По аллеям и тропинкам лесопарка бесцельно бродят пенсионеры, выгуливают в колясках младенцев мамы или бабушки, играют со своими собаками прилично одетые мужчины. Часто попадаются с бутылками в карманах алкащи или грязные до омерзения бомжи. Проституток не видно — место непрестижное, в основном они тусуются возле вокзала и на площади перед единственным в Дремове рестораном.
Обстановка, конечно, не для раздумий, но я все же выбрал удаленную от основной аллеи тропинку. Шел медленно, часто останавливался, делал вид — любуюсь юркими белками.
Первое, что нужно «обсудить» — куда могла деваться девчонка?
В последнем моем романе герой — опытный сыщик, распутывает дело о похищении богатой женщины. Начинает он с определения главных версий. Кому нужно похищение? С какой целью? Ответы на эти вопросы, даже самые глупые и непрофессиональные, закладывают основу расследовния. Поочередно они рассматриваются «под микроскопом» и отметаются. Оставшиеся прорабатываются более дотошно.
Все это, конечно, мною придумано, срисовано с газетных публикаций и произведений более маститых коллег. И все же…
Кому понадобилось похищать мисс Дремов? И было ли это похищеннием?

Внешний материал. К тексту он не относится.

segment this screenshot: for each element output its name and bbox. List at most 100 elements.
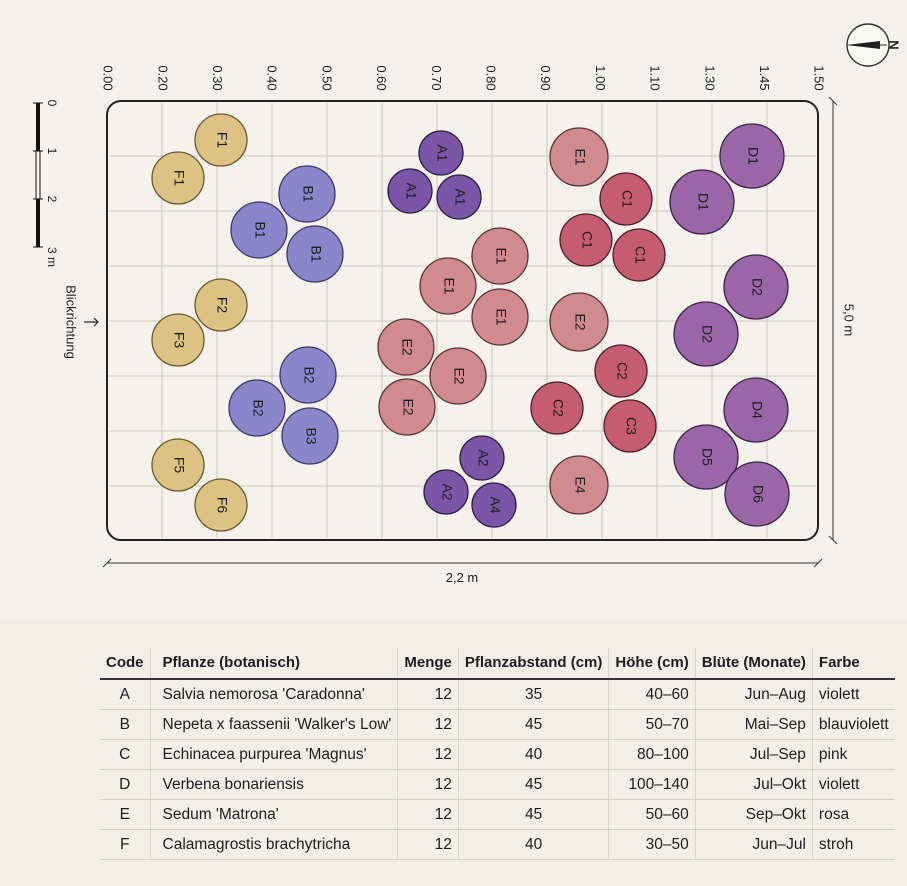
- table-row: C Echinacea purpurea 'Magnus' 12 40 80–100 Ju…: [100, 739, 895, 770]
- width-dimension: 2,2 m: [102, 558, 823, 585]
- cell-bloom: Jul–Okt: [694, 769, 813, 800]
- view-direction: Blickrichtung: [64, 285, 99, 359]
- plant-b: B3: [281, 407, 339, 465]
- header-height: Höhe (cm): [608, 648, 696, 680]
- plant-c: C1: [599, 172, 653, 226]
- cell-code: E: [100, 799, 150, 830]
- plant-label: C1: [619, 190, 635, 208]
- plant-d: D1: [669, 169, 735, 235]
- x-tick-label: 1.30: [702, 65, 717, 90]
- plant-legend-table: Code Pflanze (botanisch) Menge Pflanzabs…: [100, 648, 895, 860]
- header-spacing: Pflanzabstand (cm): [457, 648, 609, 680]
- x-tick-label: 1.45: [757, 65, 772, 90]
- x-tick-label: 1.10: [648, 65, 663, 90]
- plant-a: A1: [436, 174, 482, 220]
- plant-d: D2: [723, 254, 789, 320]
- plant-e: E1: [549, 127, 609, 187]
- table-row: D Verbena bonariensis 12 45 100–140 Jul–Okt vi…: [100, 769, 895, 800]
- cell-code: C: [100, 739, 150, 770]
- cell-height: 50–60: [608, 799, 696, 830]
- plant-label: A4: [487, 496, 503, 513]
- plant-f: F1: [194, 113, 248, 167]
- cell-plant: Nepeta x faassenii 'Walker's Low': [149, 709, 398, 740]
- plant-circle: [612, 228, 666, 282]
- table-row: E Sedum 'Matrona' 12 45 50–60 Sep–Okt rosa: [100, 799, 895, 830]
- plant-circle: [459, 435, 505, 481]
- plant-circle: [436, 174, 482, 220]
- plant-label: E1: [441, 277, 457, 294]
- plant-circle: [194, 478, 248, 532]
- plant-f: F3: [151, 313, 205, 367]
- plant-circle: [151, 438, 205, 492]
- plant-label: B1: [300, 185, 316, 202]
- plant-e: E1: [471, 288, 529, 346]
- plant-d: D4: [723, 377, 789, 443]
- plant-e: E1: [471, 227, 529, 285]
- cell-spacing: 45: [457, 769, 609, 800]
- plant-b: B1: [286, 225, 344, 283]
- header-color: Farbe: [811, 648, 895, 680]
- cell-qty: 12: [397, 709, 459, 740]
- cell-qty: 12: [397, 739, 459, 770]
- cell-bloom: Jun–Jul: [694, 829, 813, 860]
- plant-circle: [151, 151, 205, 205]
- plant-e: E2: [549, 292, 609, 352]
- cell-spacing: 45: [457, 709, 609, 740]
- cell-plant: Calamagrostis brachytricha: [149, 829, 398, 860]
- plant-circle: [530, 381, 584, 435]
- table-row: F Calamagrostis brachytricha 12 40 30–50 Jun–…: [100, 829, 895, 860]
- cell-plant: Salvia nemorosa 'Caradonna': [149, 679, 398, 710]
- bed-outline: [106, 100, 819, 541]
- plant-label: D2: [699, 325, 715, 343]
- plant-label: E2: [400, 398, 416, 415]
- cell-color: blauviolett: [811, 709, 895, 740]
- plant-label: C1: [632, 246, 648, 264]
- x-tick-label: 0.80: [483, 65, 498, 90]
- plant-c: C2: [530, 381, 584, 435]
- plant-a: A2: [459, 435, 505, 481]
- cell-spacing: 35: [457, 679, 609, 710]
- x-tick-label: 1.50: [812, 65, 827, 90]
- plant-circle: [423, 469, 469, 515]
- plant-circle: [194, 113, 248, 167]
- plant-d: D6: [724, 461, 790, 527]
- cell-qty: 12: [397, 829, 459, 860]
- cell-spacing: 45: [457, 799, 609, 830]
- cell-height: 100–140: [608, 769, 696, 800]
- cell-color: pink: [811, 739, 895, 770]
- plant-circle: [194, 278, 248, 332]
- view-direction-label: Blickrichtung: [64, 285, 79, 359]
- table-row: A Salvia nemorosa 'Caradonna' 12 35 40–60 Jun…: [100, 679, 895, 710]
- plant-circle: [673, 301, 739, 367]
- plant-circle: [286, 225, 344, 283]
- header-code: Code: [100, 648, 150, 680]
- plant-label: C1: [579, 231, 595, 249]
- height-label: 5,0 m: [842, 304, 857, 337]
- plant-label: A1: [434, 144, 450, 161]
- x-tick-label: 0.00: [101, 65, 116, 90]
- plant-a: A1: [387, 168, 433, 214]
- plant-b: B1: [230, 201, 288, 259]
- plant-label: E4: [572, 476, 588, 493]
- x-tick-label: 0.20: [155, 65, 170, 90]
- cell-height: 50–70: [608, 709, 696, 740]
- plant-circle: [549, 127, 609, 187]
- plant-circle: [673, 424, 739, 490]
- cell-code: F: [100, 829, 150, 860]
- x-tick-labels: 0.00 0.20 0.30 0.40 0.50 0.60 0.70 0.80 0.90 1.00…: [101, 65, 827, 90]
- plant-label: E1: [493, 308, 509, 325]
- plant-circle: [278, 165, 336, 223]
- plant-b: B1: [278, 165, 336, 223]
- plant-circle: [471, 482, 517, 528]
- plant-label: E2: [572, 313, 588, 330]
- plant-label: D2: [749, 278, 765, 296]
- plant-label: E1: [493, 247, 509, 264]
- x-tick-label: 0.40: [265, 65, 280, 90]
- cell-spacing: 40: [457, 829, 609, 860]
- plant-a: A1: [418, 130, 464, 176]
- scale-label: 3 m: [45, 247, 59, 267]
- plant-e: E1: [419, 257, 477, 315]
- plant-circle: [418, 130, 464, 176]
- plant-label: A1: [452, 188, 468, 205]
- plant-circle: [594, 344, 648, 398]
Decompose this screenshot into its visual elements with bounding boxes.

Прежде всего, одурманенная свалившейся на нее славой, Верочка могла исчезнуть без посторонней помощи. Влюбилась девчонка в симпатичного парня — забыла о существовании страдаюшей бабули и переживающего дела. Любовь — страшнее наркоты, нормального человека превращает в робота.
Может быть, но куда девались парни-телохранители?
Тоже об"яснимо. Верка влюбилась в одного из них. Второй заревновал. Готовый сюжет для очередной криминальной повести. Но не для реального расследования. Примитив, детясельная придумка.
Вторая версия более основательная и правдоподобная: помчалась королева красоты похвалиться достигнутым успехом к мамаше либо к папаше.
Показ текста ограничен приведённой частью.